Interior Secretary Ryan Zinke delivers a speech billed as \"A Vision for American Energy Dominance\" at the Heritage Foundation on September 29, 2017 in Washington, D.C.

Donald Trump has assembled quite a motley crew for his cabinet, and choosing its strangest member is challenging. But Interior Secretary Ryan Zinke is clearly making a name for himself -- and not necessarily in a good way.

As regular readers know, the Republican's troubles have been steadily intensifying. It looked bad, for example, when Zinke gave a motivational speech to a Republican donor's hockey team, before taking a $12,000 flight home. It didn't help when we learned the private plane belongs to "the executives of a Wyoming oil-and-gas exploration firm."

As Rachel noted last week, Zinke has also taken private jet flights to a GOP fundraiser and to the U.S. Virgin Islands – long before the islands faced any hurricane damage -- where he enjoyed "an official snorkeling tour." The story took another turn this week when we learned Zinke also charged taxpayers to fly him to a ski resort and to fly him to an awesome sounding steakhouse in Alaska.

Late yesterday, the Washington Post highlighted a brand new Zinke story, which has nothing to do with his controversial travel schedule, but which casts the cabinet secretary in a very odd light.
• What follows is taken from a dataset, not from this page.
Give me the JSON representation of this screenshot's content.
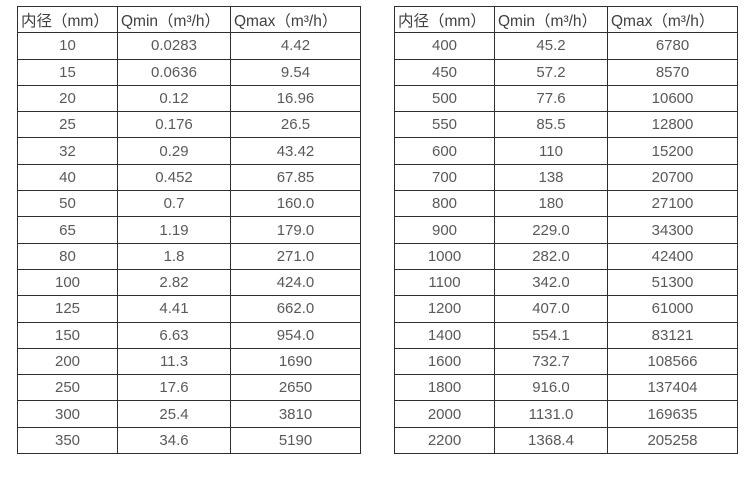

At the Interior Department's headquarters in downtown Washington, Secretary Ryan Zinke has revived an arcane military ritual that no one can remember ever happening in the federal government.A security staffer takes the elevator to the seventh floor, climbs the stairs to the roof and hoists a special secretarial flag whenever Zinke enters the building. When the secretary goes home for the day or travels, the flag -- a blue banner emblazoned with the agency's bison seal flanked by seven white stars representing the Interior bureaus -- comes down.

When a cabinet secretary and the Queen of England have a flag practice in common, that's weird.

The cabinet secretary's press secretary told the Post in an email, "Ryan Zinke is proud and honored to lead the Department of the Interior, and is restoring honor and tradition to the department, whether it's flying the flag when he is in garrison or restoring traditional access to public lands."

That might be a more compelling response if Zinke weren't a civilian and if the Department of the Interior were a military instillation.

For his part, the Interior secretary recently said about a third of the Americans who work in his department are "not loyal to the flag." I'm going to hope he was referring to the flag that represents Zinke personally, not the nation's flag.